Notice we also make use of our create-image.sh helper script, passing some files from inside the data/kube/ directory as parameters.

• Create the Workers

  ~/kubernetes-under-the-hood$ for instance in kube-node01 kube-node02 kube-node03; do
      ./create-image.sh \
          -k ~/.ssh/id_rsa.pub \
          -u kube/user-data \
          -n kube-node/network-config \
          -i kube-node/post-config-interfaces \
          -r kube-node/post-config-resources \
          -o ${instance} \
          -l debian \
          -b debian-base-image
  done
  

  Expected output:

  Total translation table size: 0
  Total rockridge attributes bytes: 417
  Total directory bytes: 0
  Path table size(bytes): 10
  Max brk space used 0
  186 extents written (0 MB)
  0%...10%...20%...30%...40%...50%...60%...70%...80%...90%...100%
  Machine has been successfully cloned as "kube-node01"
  Waiting for VM "kube-node01" to power on...
  VM "kube-node01" has been successfully started.
  Total translation table size: 0
  Total rockridge attributes bytes: 417
  Total directory bytes: 0
  Path table size(bytes): 10
  Max brk space used 0
  186 extents written (0 MB)
  0%...10%...20%...30%...40%...50%...60%...70%...80%...90%...100%
  Machine has been successfully cloned as "kube-node02"
  Waiting for VM "kube-node02" to power on...
  VM "kube-node02" has been successfully started.
  Total translation table size: 0
  Total rockridge attributes bytes: 417
  Total directory bytes: 0
  Path table size(bytes): 10
  Max brk space used 0
  186 extents written (0 MB)
  0%...10%...20%...30%...40%...50%...60%...70%...80%...90%...100%
  Machine has been successfully cloned as "kube-node03"
  Waiting for VM "kube-node03" to power on...
  VM "kube-node03" has been successfully started.
  

  Parameters:

  • -k is used to copy the public key from your host to the newly created VM.
  • -u is used to specify the user-data file that will be passed as a parameter to the command that creates the cloud-init ISO file we mentioned before (check the source code of the script for a better understanding of how it’s used). Default is /data/user-data.
  • -m is used to specify the meta-data file that will be passed as a parameter to the command that creates the cloud-init ISO file we mentioned before (check the source code of the script for a better understanding of how it’s used). Default is /data/meta-data.
  • -n is used to pass a configuration file that will be used by cloud-init to configure the network for the instance.
  • -i is used to pass a configuration file that our script will use to modify the network interface managed by VirtualBox that is attached to the instance that will be created from this image.
  • -r is used to pass a configuration file that our script will use to configure the number of processors and amount of memory that is allocated to our instance by VirtualBox.
  • -o is used to pass the hostname that will be assigned to our instance. This will also be the name used by VirtualBox to reference our instance.
  • -l is used to inform which Linux distribution (debian or ubuntu) configuration files we want to use (notice this is used to specify which folder under data is referenced). Default is debian.
  • -b is used to specify which base image should be used. This is the image name that was created on VirtualBox when we executed the installation steps from our linux image.
  • -s is used to pass a configuration file that our script will use to configure virtual disks on VirtualBox. You’ll notice this is used only on the Gluster configuration step.
  • -a whether or not our instance should be initialized after it’s created. Default is true.
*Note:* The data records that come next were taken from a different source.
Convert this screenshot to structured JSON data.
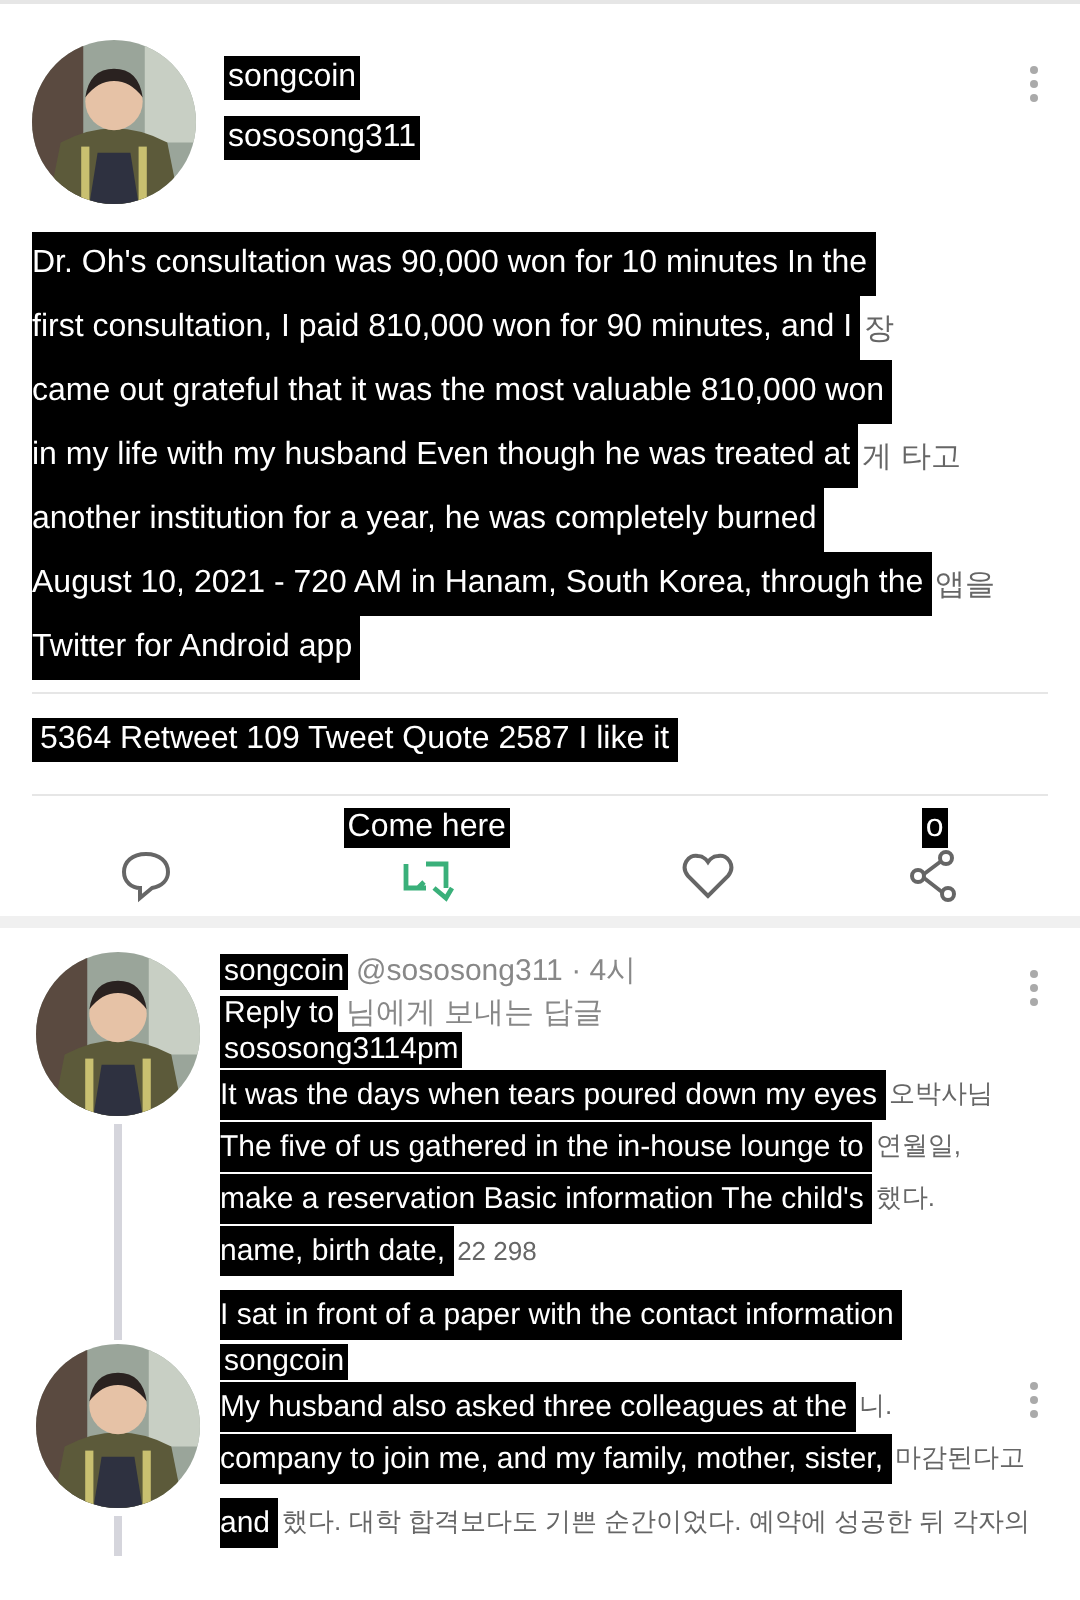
{
  "tweet": {
    "author": {
      "name": "songcoin",
      "handle": "sososong311"
    },
    "body_lines": [
      {
        "text": "Dr. Oh's consultation was 90,000 won for 10 minutes In the"
      },
      {
        "text": "first consultation, I paid 810,000 won for 90 minutes, and I",
        "trail": "장"
      },
      {
        "text": "came out grateful that it was the most valuable 810,000 won"
      },
      {
        "text": "in my life with my husband Even though he was treated at",
        "trail": "게 타고"
      },
      {
        "text": "another institution for a year, he was completely burned"
      },
      {
        "text": "August 10, 2021 - 720 AM in Hanam, South Korea, through the",
        "trail": "앱을"
      },
      {
        "text": "Twitter for Android app"
      }
    ],
    "stats": "5364 Retweet 109 Tweet Quote 2587 I like it",
    "actions": [
      {
        "kind": "reply"
      },
      {
        "kind": "retweet",
        "label": "Come here"
      },
      {
        "kind": "like"
      },
      {
        "kind": "share",
        "label": "o"
      }
    ]
  },
  "replies": [
    {
      "author": {
        "name": "songcoin",
        "handle": "@sososong311 · 4시"
      },
      "reply_to": "Reply to",
      "reply_to_trail": "님에게 보내는 답글",
      "meta": "sososong3114pm",
      "lines": [
        {
          "text": "It was the days when tears poured down my eyes",
          "trail": "오박사님"
        },
        {
          "text": "The five of us gathered in the in-house lounge to",
          "trail": "연월일,"
        },
        {
          "text": "make a reservation Basic information The child's",
          "trail": "했다."
        },
        {
          "text": "name, birth date,",
          "trail": "22 298"
        },
        {
          "text": "I sat in front of a paper with the contact information"
        }
      ]
    },
    {
      "author": {
        "name": "songcoin"
      },
      "lines": [
        {
          "text": "My husband also asked three colleagues at the",
          "trail": "니."
        },
        {
          "text": "company to join me, and my family, mother, sister,",
          "trail": "마감된다고"
        },
        {
          "text": "and",
          "trail": "했다. 대학 합격보다도 기쁜 순간이었다. 예약에 성공한 뒤 각자의"
        }
      ]
    }
  ]
}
Configure your local routing

You need to add a route to your local machine to access the internal network of Virtualbox.

~$ sudo ip route add 192.168.4.0/27 via 192.168.4.30 dev vboxnet0
~$ sudo ip route add 192.168.4.32/27 via 192.168.4.62 dev vboxnet0

Access the BusyBox

We need to get the BusyBox IP to access it via ssh:

~$ vboxmanage guestproperty get busybox "/VirtualBox/GuestInfo/Net/0/V4/IP"

Expected output:

Value: 192.168.4.57

Use the returned value to access the BusyBox:

~$ ssh debian@192.168.4.57

Expected output:

Linux busybox 4.19.0-18-amd64 #1 SMP Debian 4.19.208-1 (2021-09-29) x86_64

The programs included with the Debian GNU/Linux system are free software;
the exact distribution terms for each program are described in the
individual files in /usr/share/doc/*/copyright.

Debian GNU/Linux comes with ABSOLUTELY NO WARRANTY, to the extent
permitted by applicable law.

Understading the user-data file

The cloud-init kube-master configuration file can be found here. This configures and install docker and kubernetes biniaries (kubeadm, kubectl, kublet).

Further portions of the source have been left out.